Le trou noir galactique
Il est possible que presque tous les noyaux de galaxies abritent des trous noirs géants, dont le débit d'énergie serait régulé par la quantité de carburant gazeux disponible. Le trou noir du centre de notre galaxie (d'une masse de l'ordre de 3 millions de fois celle du Soleil) ou celui des galaxies proches seraient des versions miniaturisées des phénomènes cataclysmiques qui se déroulent au cœur des galaxies plus lointaines et suractives. La production d'énergie d'un noyau actif de galaxie requiert la digestion d'une quantité de gaz comprise entre un centième de masse et cent masses solaires par an.

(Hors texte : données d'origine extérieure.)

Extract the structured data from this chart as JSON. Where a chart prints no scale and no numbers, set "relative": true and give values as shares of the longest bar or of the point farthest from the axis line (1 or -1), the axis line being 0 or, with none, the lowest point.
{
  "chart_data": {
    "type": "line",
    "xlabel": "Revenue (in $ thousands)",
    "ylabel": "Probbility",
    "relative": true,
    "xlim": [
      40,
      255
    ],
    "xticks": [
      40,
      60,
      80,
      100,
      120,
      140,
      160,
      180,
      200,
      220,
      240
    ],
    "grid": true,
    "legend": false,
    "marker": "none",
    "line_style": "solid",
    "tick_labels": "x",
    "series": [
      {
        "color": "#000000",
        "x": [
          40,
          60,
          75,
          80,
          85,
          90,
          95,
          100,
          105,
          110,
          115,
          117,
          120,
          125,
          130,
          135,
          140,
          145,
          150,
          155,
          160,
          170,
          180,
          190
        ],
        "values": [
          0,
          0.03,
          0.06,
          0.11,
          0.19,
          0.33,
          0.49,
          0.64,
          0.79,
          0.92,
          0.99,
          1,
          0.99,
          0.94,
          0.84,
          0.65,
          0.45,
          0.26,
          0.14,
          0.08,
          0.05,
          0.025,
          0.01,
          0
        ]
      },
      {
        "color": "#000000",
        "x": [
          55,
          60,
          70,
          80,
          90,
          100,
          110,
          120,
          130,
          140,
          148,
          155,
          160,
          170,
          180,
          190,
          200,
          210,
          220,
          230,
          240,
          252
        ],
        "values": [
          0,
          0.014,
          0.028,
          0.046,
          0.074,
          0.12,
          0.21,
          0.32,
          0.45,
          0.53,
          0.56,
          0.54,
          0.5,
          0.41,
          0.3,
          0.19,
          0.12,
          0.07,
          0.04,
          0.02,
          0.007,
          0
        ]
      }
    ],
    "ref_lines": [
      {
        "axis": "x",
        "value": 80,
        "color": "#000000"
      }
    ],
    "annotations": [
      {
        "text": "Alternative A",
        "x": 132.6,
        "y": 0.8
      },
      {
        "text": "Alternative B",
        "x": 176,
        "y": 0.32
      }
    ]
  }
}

Dans une galaxie, les étoiles sont le principal réservoir de gaz. Pour se nourrir convenablement, un trou noir géant doit donc briser des étoiles et extirper leur gaz. Un trou noir géant est parfaitement capable de gober des étoiles entières, mais ce processus libère peu d'énergie, tout disparaissant dans le trou. La situation idoine est celle où l'étoile est cassée hors du trou, de façon que ses fragments puissent alimenter un disque d'accrétion. On connaît deux mécanismes susceptibles d'extraire toute la substance d'une étoile. Le premier est la collision à grande vitesse de deux étoiles au voisinage du trou noir, le second est la rupture d'une étoile individuelle par les forces de marée du trou noir. Les étoiles passant à l'intérieur d'une certaine zone critique autour d'un trou noir géant sont en effet aplaties comme des crêpes et rompues par de gigantesques forces de marée ; les gaz libérés tombent vers le trou noir et émettent du rayonnement.
Le principe de simplicité
Longtemps jugés par les astronomes comme une simple fantaisie de théoricien, les trous noirs sont aujourd'hui presque unanimement adoptés pour expliquer les sources X binaires massives et les noyaux actifs de galaxies. Permettant de construire les modèles les plus plausibles, ils répondent au principe de simplicité, qui stipule que parmi des hypothèses également soutenables mais de complexité différente, le physicien doit préférer la plus simple.
Le statut observationnel des trous noirs est toutefois encore précaire. Seule, peut-être, la détection des ondes gravitationnelles qu'ils sont censés émettre rendra leur existence indiscutable. Elle est espérée dans les prochaines décennies.